Auf dem Hannoveraner Parteitag wurden die Bundestagsabgeordnete Annalena Baerbock und der schleswig-holsteinische Umweltminister Robert Habeck zu neuen Vorsitzenden der Grünen gewählt. Baerbock erreichte 64,45 Prozent, Habeck 81,3 Prozent. Die Parteilinke Anja Piel unterlag Baerbock mit knapp 35 Prozent.
Auf Habeck entfielen 636 von 782 Stimmen, es gab 107 Nein-Stimmen und 39 Enthaltungen. Baerbock erhielt 504 von 782 Stimmen.
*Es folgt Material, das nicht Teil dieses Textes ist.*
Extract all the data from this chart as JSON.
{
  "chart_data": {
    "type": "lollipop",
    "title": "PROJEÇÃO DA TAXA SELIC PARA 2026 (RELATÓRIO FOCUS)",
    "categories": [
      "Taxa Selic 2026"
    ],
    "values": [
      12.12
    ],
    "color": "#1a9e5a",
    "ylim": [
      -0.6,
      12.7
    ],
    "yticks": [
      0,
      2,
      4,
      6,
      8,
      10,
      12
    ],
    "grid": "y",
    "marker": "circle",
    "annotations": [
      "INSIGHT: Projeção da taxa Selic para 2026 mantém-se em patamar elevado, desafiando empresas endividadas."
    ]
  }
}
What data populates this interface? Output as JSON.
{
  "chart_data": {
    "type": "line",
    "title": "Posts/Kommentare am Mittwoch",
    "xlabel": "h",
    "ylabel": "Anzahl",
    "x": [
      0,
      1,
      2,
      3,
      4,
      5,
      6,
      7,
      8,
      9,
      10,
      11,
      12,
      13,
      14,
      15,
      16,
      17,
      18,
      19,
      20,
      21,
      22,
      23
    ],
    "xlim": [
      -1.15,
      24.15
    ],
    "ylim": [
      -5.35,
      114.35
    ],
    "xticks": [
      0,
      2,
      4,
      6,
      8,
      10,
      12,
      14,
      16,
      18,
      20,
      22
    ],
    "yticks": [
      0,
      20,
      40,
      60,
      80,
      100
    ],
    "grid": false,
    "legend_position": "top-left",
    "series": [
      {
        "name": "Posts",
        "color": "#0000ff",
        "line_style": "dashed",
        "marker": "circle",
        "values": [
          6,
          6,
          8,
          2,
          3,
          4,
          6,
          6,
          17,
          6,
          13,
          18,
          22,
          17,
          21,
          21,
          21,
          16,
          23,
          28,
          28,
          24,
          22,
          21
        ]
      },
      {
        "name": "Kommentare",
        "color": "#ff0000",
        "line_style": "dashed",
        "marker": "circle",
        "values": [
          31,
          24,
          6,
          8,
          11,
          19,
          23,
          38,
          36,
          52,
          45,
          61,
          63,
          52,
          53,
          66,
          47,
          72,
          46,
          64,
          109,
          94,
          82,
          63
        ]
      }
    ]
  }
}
Es gab eine Nein-Stimme und fünf Enthaltungen. Die bisherigen Parteichefs Simone Peter und Cem Özdemir waren nicht mehr angetreten.
Habeck sprach sich in seiner etwas kryptisch formulierten Rede unter anderem für eine härtere Besteuerung von Kapital und Vermögen aus. Er betonte zugleich, Armut könne heutzutage nicht mehr mit der "linken Politik des letzten Jahrtausends" begegnet werden.
Habeck sagte, dass die Grünen an die Regierung wollen: "Macht kommt von machen, nicht von wollen", rief er den Delegierten zu.
Habeck hatte sich um den Parteivorsitz beworben, nachdem es ihm der Parteitag am Freitagabend mit einer Satzungsänderung ermöglicht hatte, sein Kieler Regierungsamt neben dem Parteivorsitz für eine achtmonatige Übergangszeit zu behalten. Damit lockerten die Delegierten die bisherige Trennung von Partei- und Regierungsamt.
Baerbock rief ihre Partei dazu auf, sich auch vor Ort für den Kohleausstieg einzusetzen: "Wir müssen raus auf die Straße."
Baerbock attackierte die Linke-Politikern Sahra Wagenknecht und warf ihr vor, die "Internationale nur mehr national zu singen". Sie rief die Grünen auf, die EU zu verteidigen und zu verbessern und daher "Beethovens Neunte zu singen". Die EU hat einen Teil eines Satzes aus der 9. Symphonie Beethovens zur Hymne der EU erklärt.
Insgesamt bleiben beide Vorsitzende in ihren programmatischen Aussagen vage. Zwar setzte beide einen Akzent in der Flüchtlingspolitik, ließen jedoch ein klares Plädoyer gegen die globalen Kriege vermissen. Habeck sagte, dass sich auch die in Deutschland Geborenen in die Gesellschaft integrieren müssten. Baerbock sagte, dass man in Härtefällen bei Flüchtlingsnachzug keine Auswahlentscheidungen treffen könne.
Beide neuen Vorsitzenden wollen an der Gründungszeit der Grünen in den achtziger Jahren anknüpfen. Die engagierte und leidenschaftliche Anti-Kriegs-Politik, die die Grünen für viele Bürgerliche damals zu einer politischen Alternative gemacht hat, war in keiner der beiden Bewerbungsreden zu erkennen.